Part of what I do for a living involves a lot of brand management. Ensuring the consistency of the brand’s usage, making sure all future projects and endeavors incorporate and also ensure the integrity of the identity, and so forth. Needless to say, I think I know a little something about branding.

So despite the fact that it’s a fictional universe, Capcom has gone through some pretty impressive lengths to ensure that the brand of the Umbrella Corporation is impressively strong. Dare I say it, but I’d venture a statement that Umbrella is the strongest brand in fiction.

It started in 1996 in the very first Resident Evil / Bio Hazard game, in which we are all introduced into this multi-million dollar pharmaceutical company with an evil agenda. Experimentation with humans, chemicals, and viruses, and before we know it, a mansion, and all it’s hidden laboratories an inner workings are infested with zombies, zombie dogs, zombie crows, Hunters, and gigantic spiders. As you the player make your way through the mansion and into the labs does the Umbrella identity really begin to manifest, with the iconic red and white Umbrella logo showing up on damn near everything. Every door, on the floor to remind the scientists just whom owns them, and all the pieces of equipment. But the most impressive thing to me was the fact that Umbrella had their very own computer operating system, the ROPLS Umbrella OS. Granted their employees’ choice of passwords weren’t exactly concrete (JOHN, ADA), but if a company really wanted to saturate their brand and identity, they were going at it full-steam ahead, to the point of drowning their own employees in it.

There were plenty of examples in Resident Evil 2, but since I can’t seem to find any visuals, we’re skipping to 2000’s Resident Evil: Code Veronica. In the mostly Claire Redfield adventure, Claire runs across more computers, now showing the new and updated Umbrella OS, complete with the logo emblzoned on the background of the screen so that users know who the fuck really runs the place.
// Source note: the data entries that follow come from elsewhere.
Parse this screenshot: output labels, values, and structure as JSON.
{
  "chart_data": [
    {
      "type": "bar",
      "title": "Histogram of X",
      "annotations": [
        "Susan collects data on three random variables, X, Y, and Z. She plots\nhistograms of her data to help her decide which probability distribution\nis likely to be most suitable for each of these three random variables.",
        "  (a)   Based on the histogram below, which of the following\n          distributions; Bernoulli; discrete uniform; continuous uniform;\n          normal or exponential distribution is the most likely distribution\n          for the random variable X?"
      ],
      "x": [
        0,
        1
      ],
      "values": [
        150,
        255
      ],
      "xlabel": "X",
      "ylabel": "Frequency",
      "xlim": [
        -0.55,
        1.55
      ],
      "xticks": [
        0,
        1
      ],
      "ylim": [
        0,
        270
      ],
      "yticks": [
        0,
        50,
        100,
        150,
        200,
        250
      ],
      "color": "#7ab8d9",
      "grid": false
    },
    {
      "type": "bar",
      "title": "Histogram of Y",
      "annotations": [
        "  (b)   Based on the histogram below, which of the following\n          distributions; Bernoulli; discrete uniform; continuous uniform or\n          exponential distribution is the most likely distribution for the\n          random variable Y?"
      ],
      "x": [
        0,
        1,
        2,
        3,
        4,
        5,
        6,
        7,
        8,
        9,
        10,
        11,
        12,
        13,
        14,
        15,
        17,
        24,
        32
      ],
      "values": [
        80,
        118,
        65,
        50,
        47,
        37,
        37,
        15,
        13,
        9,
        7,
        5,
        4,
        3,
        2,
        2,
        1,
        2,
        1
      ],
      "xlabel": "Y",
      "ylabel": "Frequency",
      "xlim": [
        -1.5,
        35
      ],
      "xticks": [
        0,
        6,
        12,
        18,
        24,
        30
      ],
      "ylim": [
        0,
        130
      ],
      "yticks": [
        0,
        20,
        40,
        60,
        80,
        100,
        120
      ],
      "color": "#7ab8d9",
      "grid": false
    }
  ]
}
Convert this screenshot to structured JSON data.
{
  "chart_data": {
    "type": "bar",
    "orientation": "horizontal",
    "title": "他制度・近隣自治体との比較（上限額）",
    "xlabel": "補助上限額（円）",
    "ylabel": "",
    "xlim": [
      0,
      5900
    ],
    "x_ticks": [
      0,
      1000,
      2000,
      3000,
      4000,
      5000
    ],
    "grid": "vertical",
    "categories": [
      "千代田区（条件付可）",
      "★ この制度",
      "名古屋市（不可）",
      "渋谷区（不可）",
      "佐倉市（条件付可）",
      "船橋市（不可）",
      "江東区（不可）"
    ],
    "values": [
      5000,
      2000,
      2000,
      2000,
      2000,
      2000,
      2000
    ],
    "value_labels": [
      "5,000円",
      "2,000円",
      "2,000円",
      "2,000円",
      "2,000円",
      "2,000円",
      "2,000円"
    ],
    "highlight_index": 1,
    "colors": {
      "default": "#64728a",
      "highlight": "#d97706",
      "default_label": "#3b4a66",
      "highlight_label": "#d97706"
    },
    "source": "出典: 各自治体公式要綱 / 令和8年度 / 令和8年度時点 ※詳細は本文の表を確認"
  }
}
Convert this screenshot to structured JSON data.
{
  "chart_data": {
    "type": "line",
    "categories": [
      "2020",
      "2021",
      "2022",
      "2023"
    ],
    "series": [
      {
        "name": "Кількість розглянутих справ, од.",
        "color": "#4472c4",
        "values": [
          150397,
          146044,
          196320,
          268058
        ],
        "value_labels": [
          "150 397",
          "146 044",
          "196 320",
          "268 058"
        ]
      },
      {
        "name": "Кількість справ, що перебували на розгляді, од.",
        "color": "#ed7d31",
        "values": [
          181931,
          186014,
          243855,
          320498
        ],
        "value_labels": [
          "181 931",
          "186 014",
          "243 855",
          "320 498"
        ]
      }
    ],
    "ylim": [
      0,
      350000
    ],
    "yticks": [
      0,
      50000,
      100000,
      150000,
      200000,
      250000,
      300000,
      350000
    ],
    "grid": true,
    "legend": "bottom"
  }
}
And just so I have an excuse to post a gratuitous ass-shot of Claire’s, the OS can be faintly visible on the upper-left quadrant of the monitor in the 2009 remake of Code Veronica, from the Resident Evil: Darkside Chronicles rail-shooter that was released on the Wii. Needless to say, if there was space to put a logo on it, Umbrella was damn good at capitalizing on it.

As evidenced by such, this tactical machine gun is also ensured to establish the Umbrella brand, and if it were possible to see the actual ammunition used on it, I’d have to fathom that the bottom of the slugs are shown with four vertical lines intersecting to at least form the shape of the Umbrella logo, if not in actual full red and white.

The strength of the Umbrella brand even carried into the series of Resident Evil films, even if all of them after the first one really did kind of stink. But in live action, the brand was established even further, as the Umbrella logo was slapped onto everything from license plate covers, to the Chevy Yukons themselves, all over lab walls, floors, operating systems, and I swear to god I looked for it, but in Afterlife, there really was an octagonal coffee table in Wesker’s initial hideout, that was in the shape of the Umbrella logo in full red and white.

If zombies didn’t take over the world in the Resident Evil universe, it’s safe to say that Umbrella would have stores like Target, where there would be no text, but just an Umbrella logo on top of a big structure. Or like Demolition Man, there would be fast food restaurants that were all just Umbrella, since they were the only ones to survive. The Umbrella corporation more or less aspired to have its hands in pretty much everything, so it’s hard to say that such a reality would be a stretch in this fictional universe. But if not for those god damn zombies. Regardless, considering how much destruction there was, and the fly-by-night re-construction of labs and hideouts, Umbrella spared no expense at despite the time-sensitive nature in which security should have taken priority, they made sure that their brand was incorporated into everything still. That’s what good brands do.